In the banking sector, for instance, Mauritius has embraced the Equator Principles. The Government of Mauritius and regulatory bodies have thus laid a robust foundation to cater for the issuance of green bonds and to better identify the risks and opportunities arising from the transition to a low-carbon and more circular economy. Likewise, the Stock Exchange of Mauritius launched the Stock Exchange of Mauritius Sustainability Index (SEMSI) in 2015 which outlines the ESG reporting requirements for listed companies. It is noteworthy that this paved the way towards the launch of the first green bond in 2022.

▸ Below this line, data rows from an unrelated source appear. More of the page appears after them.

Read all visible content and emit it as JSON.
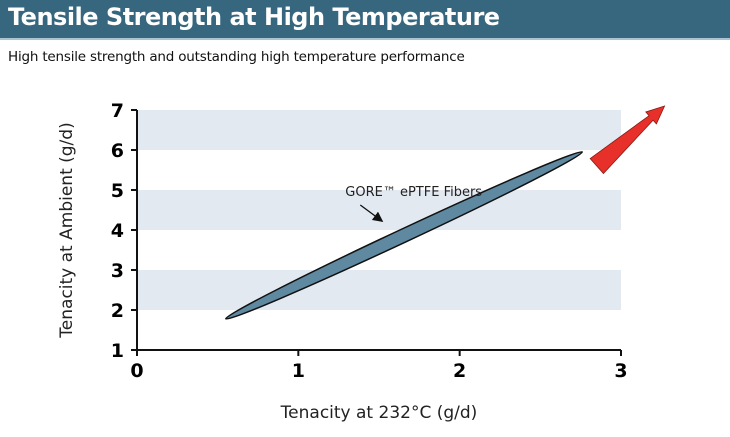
{
  "header": {
    "title": "Tensile Strength at High Temperature"
  },
  "subtitle": "High tensile strength and outstanding high temperature performance",
  "chart_data": {
    "type": "scatter",
    "title": "Tensile Strength at High Temperature",
    "xlabel": "Tenacity at 232°C (g/d)",
    "ylabel": "Tenacity at Ambient (g/d)",
    "xlim": [
      0,
      3
    ],
    "ylim": [
      1,
      7
    ],
    "xticks": [
      "0",
      "1",
      "2",
      "3"
    ],
    "yticks": [
      "1",
      "2",
      "3",
      "4",
      "5",
      "6",
      "7"
    ],
    "bands": [
      [
        2,
        3
      ],
      [
        4,
        5
      ],
      [
        6,
        7
      ]
    ],
    "region": {
      "name": "GORE™ ePTFE Fibers",
      "from": [
        0.55,
        1.78
      ],
      "to": [
        2.76,
        5.95
      ],
      "minor_width": 0.35
    },
    "annotation": {
      "text": "GORE™ ePTFE Fibers",
      "at": [
        1.57,
        4.8
      ],
      "points_to": [
        1.52,
        4.22
      ]
    },
    "trend_arrow": {
      "from": [
        2.85,
        5.6
      ],
      "to": [
        3.27,
        7.1
      ],
      "color": "#e8302a"
    },
    "colors": {
      "band": "#e3e9f0",
      "region": "#5f89a1",
      "header": "#36677f"
    }
  }
}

Additionally, to create the right infrastructure for private sector investment in sustainable finance, the Bank of Mauritius published a guide on the issuance of sustainable bonds in June 2021. The objective is to ensure the integrity of the sustainable financing ecosystem in Mauritius and preventing greenwashing. Subsequently, a guide recommending that bonds be aligned with global benchmarks and standards such as the Green Bond Principles of the International Capital Market Association and the International Climate Bonds Standards of the Climate Bonds initiative, was established.

As the future outlook for ESG initiatives in Mauritius unfolds, there is definitely a need for an increased regulatory oversight by strengthening regulations and policies to promote ESG best practices, as well as pushing for enhanced transparency, and compliance. As a result of the recent developments, investment in climate-resilient infrastructure, renewable energy, and adaptation measures are on the rise. The Government of Mauritius and the private sector are both aggressively pursuing eco-friendly initiatives and certifications such as the Green Key or Green Globe.

On the same wavelength, Mauritius may witness an increased use of innovative technologies to address ESG related challenges, such as AI-powered data analytics and IoT applications for resource management.

To that end, Mauritius-based CARE Ratings (Africa) Private Limited (CRAF) is signing an MOU with the Africa Union’s Africa Peer Review Mechanism (APRM) to establish the first ever Africa Credit Rating Agency. This credit rating will include a significant ESG component and thus, will enable an Africa–centric assessment of investment projects.

This will notably strengthen the image of the Mauritius International Financial Centre (Mauritius IFC) as the key investment platform for Africa and will eventually help to bridge the finance gap estimated at USD 2.3 trillion of impact investment by 2030.